JKR and the boys/ Dark Magic and Snape

sistermagpie belviso at attglobal.net
Mon Nov 13 16:21:35 UTC 2006


No: HPFGUIDX 161457

> Miles:
> My main point is that Hermione is described much more detailed, 
and that her
> character has much more depth than Ron's or even Harry's. Which is
> surprising - we have an insight in Harry's thoughts, but still 
Hermione's
> emotional and social profile is more exact.
> The question is not so much whether the girls and women in the 
Potterverse
> are like women and girls in real life are or should be - the point 
is, that
> there are much more details and shades of grey in the description 
of the
> female Hogwarts students we know compared to the male ones.
> JKR knows girls better than she knows boys, yes, but as an author 
she should
> be able to write about both in an appropriate way - especially 
when her main
> character is a boy.
> We see lots of girls chatting in groups, talking about whatever, 
giggling
> and so on. Quite realistic, right? Hermione does not care too much 
about
> these groups. But do we see groups of boys hanging around, talking 
or
> fighting, like in the PoA film scene mentioned? Rarely - but real 
boys do
> have social interactions with their peer groups, not only girls. 
The film
> makers seem to have realised that problem and added some "boys 
scenes" to
> the films that are not in the books.

Magpie:
Ah--I think I see what you mean now. And yes, I think it's 
particularly odd that we don't get this when Harry lives in a dorm 
with four other boys.  We really don't get a lot of scenes of the 
kind of cameraderie you'd get in that situation.  Harry doesn't seem 
to know the other boys any more than he would if they didn't live 
together.  With girls we do get some sense of groups hanging out 
together.  Mostly JKR's main characters are only ever concerned with 
the plot.  I found Hermione in OotP to be, actually, especially odd 
this way.  I felt like her character just moved from one plot scheme 
to another with not a second for normal life: she was organizing 
Harry's romantic life, solving mysteries in the paper, coming up 
with the DA, handling Hagrid's issues, writing to Viktor--then when 
she had a moment to herself she was knitting hats to free the house-
elves.    

I would suggest that we might see more of the regular boy type stuff 
in the Pensieve scene, where the Marauders seemed to have a more 
easy-going relationship with each other.

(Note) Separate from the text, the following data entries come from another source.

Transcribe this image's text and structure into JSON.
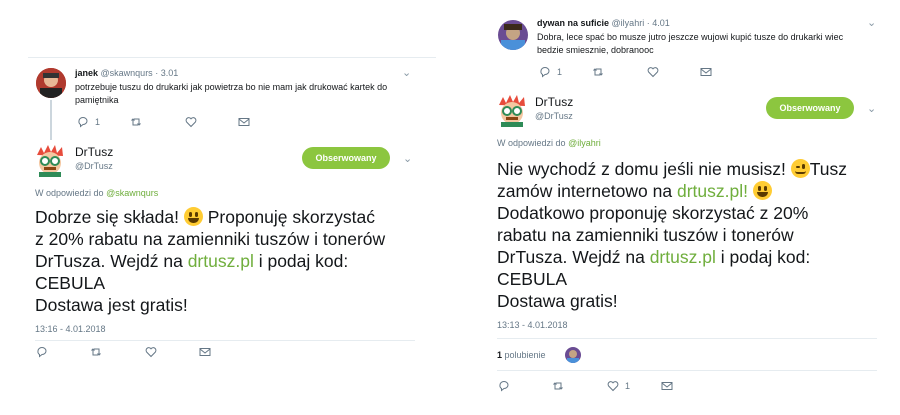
{
  "left": {
    "reply_tweet": {
      "name": "janek",
      "handle": "@skawnqurs",
      "sep": "·",
      "time": "3.01",
      "text_line1": "potrzebuje tuszu do drukarki jak powietrza bo nie mam jak drukować kartek do",
      "text_line2": "pamiętnika",
      "reply_count": "1"
    },
    "main_tweet": {
      "name": "DrTusz",
      "handle": "@DrTusz",
      "follow_label": "Obserwowany",
      "in_reply_prefix": "W odpowiedzi do",
      "in_reply_handle": "@skawnqurs",
      "line1_a": "Dobrze się składa!",
      "line1_b": "Proponuję skorzystać",
      "line2": "z 20% rabatu na zamienniki tuszów i tonerów",
      "line3_a": "DrTusza. Wejdź na",
      "line3_link": "drtusz.pl",
      "line3_b": "i podaj kod:",
      "line4": "CEBULA",
      "line5": "Dostawa jest gratis!",
      "timestamp": "13:16 - 4.01.2018"
    }
  },
  "right": {
    "reply_tweet": {
      "name": "dywan na suficie",
      "handle": "@ilyahri",
      "sep": "·",
      "time": "4.01",
      "text_line1": "Dobra, lece spać bo musze jutro jeszcze wujowi kupić tusze do drukarki wiec",
      "text_line2": "bedzie smiesznie, dobranooc",
      "reply_count": "1"
    },
    "main_tweet": {
      "name": "DrTusz",
      "handle": "@DrTusz",
      "follow_label": "Obserwowany",
      "in_reply_prefix": "W odpowiedzi do",
      "in_reply_handle": "@ilyahri",
      "line1_a": "Nie wychodź z domu jeśli nie musisz!",
      "line1_b": "Tusz",
      "line2_a": "zamów internetowo na",
      "line2_link": "drtusz.pl!",
      "line3": "Dodatkowo proponuję skorzystać z 20%",
      "line4": "rabatu na zamienniki tuszów i tonerów",
      "line5_a": "DrTusza. Wejdź na",
      "line5_link": "drtusz.pl",
      "line5_b": "i podaj kod:",
      "line6": "CEBULA",
      "line7": "Dostawa gratis!",
      "timestamp": "13:13 - 4.01.2018",
      "likes_count": "1",
      "likes_label": "polubienie",
      "like_action_count": "1"
    }
  },
  "colors": {
    "accent": "#8cc63f",
    "link": "#6fae3c",
    "muted": "#657786"
  }
}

Not that we got a detailed 
look into their relationship, but we did get a sense of it, I 
thought.



> Sydney:
> 
> Yes, but we're talking about a guy who joined a violent anti-gay
> organization calling himself 'the Queer'.  I think JKR has 
something
> up her sleeve with that, I just don't know what.  Snape's descent 
and
> return function pretty much require him to have bought into the DE
> ideology.  But the HPB thing complicates everything.  Not so much 
the
> fact that he IS a half-blood, which plays into Snape's duality and
> self-loathing in a very cool way, but the fact that he has this
> bizarre nickname that JKR thought was so amazing that she called 
the
> whole book after it.  She flags the oddity of it with "if he'd 
been a
> budding Death Eater he wouldn't have been boasting about being
> "Half-Blood", would he?"

Magpie:
Heh--I know, isn't it great?  Because I've seen more than once after 
HBP people assume that now that Snape's a Half-blood we know he 
couldn't have really bought into the Pureblood stuff, nor could he 
be allied with any Slytherins--he must have been miserable in the 
house really etc.  Or it's suggested he had to hide who he was, but 
that doesn't seem practical either.

It seems like one thing we've learned about Purebloods is that they 
know who they all are. They're almost a family more than a race. 
Ernie knows he's Pureblood back 9 generations, and that doesn't seem 
to put him on the level of the Blacks, Weasleys, Prewetts, Bones and 
Malfoys. I don't recall any Princes on the Black's tree, nor have we 
heard of any current students with the name.  

What I think we do know is that Snape's background probably would 
have been known at school, and any Pureblood who cared about such 
things would know perfectly well he wasn't one of them. The fact 
that Snape uses that nickname shows both that he's claiming the 
title for himself and that Blood did mean something to him.  I mean, 
he could have called himself the Potions Prince. So was his 
bloodline made something of by the Princes?  

And then look at his relationship with the Blacks in Spinner's End.  
These people, even if they don't know his father was a Muggle, would 
I'd think know Snape wasn't a Pureblood family, yet he seems to have 
worked his way into an important position with them--Narcissa goes 
to him when she's in trouble.  (In that scene is role is almost what 
Sirius' would have been had he stayed with the family--he's 
protecting the Black family.)

I could even imagine--and obviously this is pure speculation--but I 
could imagine Lily encouraging him to be defiant about his Half-
blood status (like if the Prince's rejected him as a Half-Blood he 
turned their name for him around to make himself the Half-blood 
Prince) and then later he wound up going overboard. He's better than 
the other Prince's despite being a Half-blood.